Он пережил падения и взлёты, голод, блокаду, эвакуацию в Самарканд с маминой двоюродной сестрой; возвращение уже с новым хозяином, её младшим братом, – так как сестра подросла, в десятом классе влюбилась в комсорга школы и сделала тайный аборт, который необъяснимым образом лишил её права на плюшевого друга. Грустный Медведь попадал в различные передряги, гордился рваной (и зашитой) раной в боку; Сеня и сам иногда его оперировал под наркозом, тщательно зашивая хирургический разрез.
Все его проплешины и боевые ранения были скрыты под белой вязаной безрукавкой с двумя зелёными пуговичками на плече. И об этой безрукавке можно писать роман, не сходя с этого места!
Пятьдесят лет назад она была связана папиной бабушкой для новорождённого дяди Пети, папиного старшего брата, а после Пети пошла по дальнейшим поколениям детей. Её тронула моль, её многажды штопали, много стирали. Последним из теплокровных её носил до полугода сам младший Гуревич, и уж только потом её передали в вечное пользование Грустному Медведю.
Другими обитателями картонного ящика были уважаемые ветераны, задиры и дуэлянты: два Петрушки из аэропортовского сувенирного киоска, одетые в косоворотки и жёлтые атласные штаны, обутые в настоящие крошечные лапти. Сеня сам их обшивал, облекая матерчатые туловища в потребные действу одежды. Это был достойный гардероб: красная ряса кардинала Ришелье, мушкетёрский плащ с большим крестом на спине. Перед смертельным поединком в правую руку каждого вставлялась использованная медицинская игла – и это были шпаги:
«Сударь, я отправлю вас ко всем чертям прямо в ад!!!».
«Возьмите свои слова обратно, сударь, не то я вобью их вам прямо в глотку!!!».
В дуэльном угаре мушкетеры-Петрушки втыкали шпаги в матерчатые тела друг друга, умирая страшной смертью! Затем воскресали…
Был ещё взвод оловянных солдатиков штамповки такого качества, что лица у них ничем не отличались от затылков. В сущности, это были грубые куски металла. Но при наличии фантазии тут открывалось поле поистине бесконечных сюжетных возможностей.

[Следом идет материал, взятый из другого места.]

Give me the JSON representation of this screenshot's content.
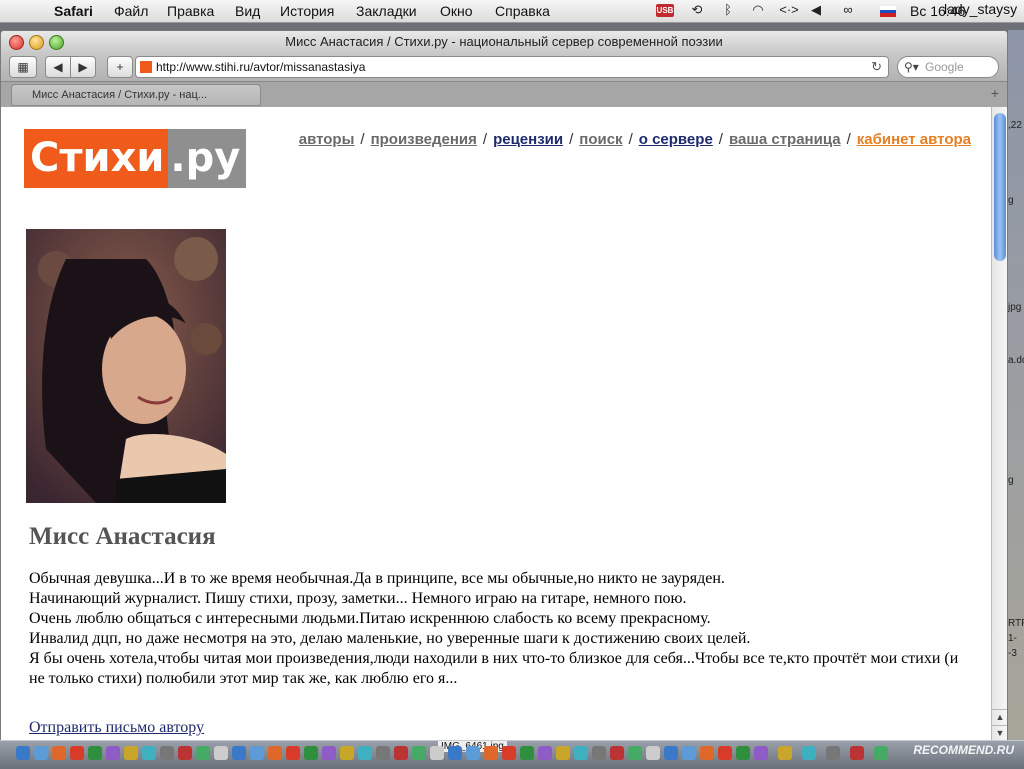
{
  "menubar": {
    "app": "Safari",
    "items": [
      "Файл",
      "Правка",
      "Вид",
      "История",
      "Закладки",
      "Окно",
      "Справка"
    ],
    "usb_label": "USB",
    "clock": "Вс 16:46",
    "user": "lady_staysy"
  },
  "window": {
    "title": "Мисс Анастасия / Стихи.ру - национальный сервер современной поэзии",
    "url": "http://www.stihi.ru/avtor/missanastasiya",
    "search_placeholder": "Google",
    "tab_label": "Мисс Анастасия / Стихи.ру - нац..."
  },
  "page": {
    "logo_main": "Стихи",
    "logo_suffix": ".ру",
    "nav": [
      {
        "label": "авторы",
        "color": "#6a6a6a"
      },
      {
        "label": "произведения",
        "color": "#6a6a6a"
      },
      {
        "label": "рецензии",
        "color": "#1d2a6b"
      },
      {
        "label": "поиск",
        "color": "#6a6a6a"
      },
      {
        "label": "о сервере",
        "color": "#1d2a6b"
      },
      {
        "label": "ваша страница",
        "color": "#6a6a6a"
      },
      {
        "label": "кабинет автора",
        "color": "#e67e22"
      }
    ],
    "nav_separator": "/",
    "author_name": "Мисс Анастасия",
    "bio": [
      "Обычная девушка...И в то же время необычная.Да в принципе, все мы обычные,но никто не зауряден.",
      "Начинающий журналист. Пишу стихи, прозу, заметки... Немного играю на гитаре, немного пою.",
      "Очень люблю общаться с интересными людьми.Питаю искреннюю слабость ко всему прекрасному.",
      "Инвалид дцп, но даже несмотря на это, делаю маленькие, но уверенные шаги к достижению своих целей.",
      "Я бы очень хотела,чтобы читая мои произведения,люди находили в них что-то близкое для себя...Чтобы все те,кто прочтёт мои стихи (и не только стихи) полюбили этот мир так же, как люблю его я..."
    ],
    "mail_link": "Отправить письмо автору"
  },
  "desktop": {
    "side_labels": [
      ",22",
      "g",
      "jpg",
      "a.dc",
      "g",
      "RTF",
      "1-",
      "-3"
    ]
  },
  "dock": {
    "file_label": "IMG_6461.jpg",
    "watermark": "RECOMMEND.RU"
  },
  "colors": {
    "brand_orange": "#f05b1c",
    "brand_grey": "#8f8f8f",
    "link_blue": "#1d2a6b"
  }
}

Папа говорил, что у Сени маниакальное воображение; что он не чувствует грани между игрой и реальностью; что, в сущности, он постоянно прописан в своих фантазиях, не желая возвращаться назад, в
«Ребёнок как ребёнок, – отозвалась мама раздражённым шёпотом. – Я тоже бог знает что выдумывала в детстве!»
И вот как-то Сеня играл себе и играл. У него был чемпионат мира по бегу на четвереньках вокруг стола. Паркетный старинный пол совсем рассохся, кое-где из него даже щепки торчали, так что Сеня предусмотрительно привязал к обеим коленкам думки с дивана. В забеге участвовала прорва команд со всех концов земного шара. За Чехию на диване сидел Медведь, за Англию под диваном валялся Петрушка-Ришелье… Сеня бегал за всех, замеряя результат по секундной стрелке синего будильника. Когда бежал за Америку, слегка замедлялся. Зато Советский Союз побеждал во всех видах забега!
В разгар игры из своей психбольницы вернулся папа.
Папа высоким был, стройным, в серой фетровой шляпе, в длинном сером пальто. На нём вся одежда сидела, как на киноартисте Баталове. Бывают такие люди…
– Привет, сынок! – сказал папа.
Нет, тут надо вот что пояснить.
Папа был мягким и участливым человеком, он всем старался помочь. Он стремился помочь даже тогда, когда ничем помочь не мог, да и никто от него этого не требовал. Всегда шёл провожать гостей до остановки трамвая, выбегая из дома в чём был: в линялых трениках, замызганном свитере. И, сажая гостей на трамвай, заботливо спрашивал: «Три копеечки есть? А у тебя есть три копейки?». Сеня, уже подростком, как-то спросил: «Пап, зачем ты выясняешь, есть ли у человека три копейки, если вышел в тряпье без карманов, и у тебя самого ни копья, и ты вообще похож на бомжа?» «Я не могу не спросить», – ответил папа. «А если кто-то скажет, что денег нет? Что ты сделаешь?» «Не знаю… – папа пожал плечами. – Но не спросить не могу».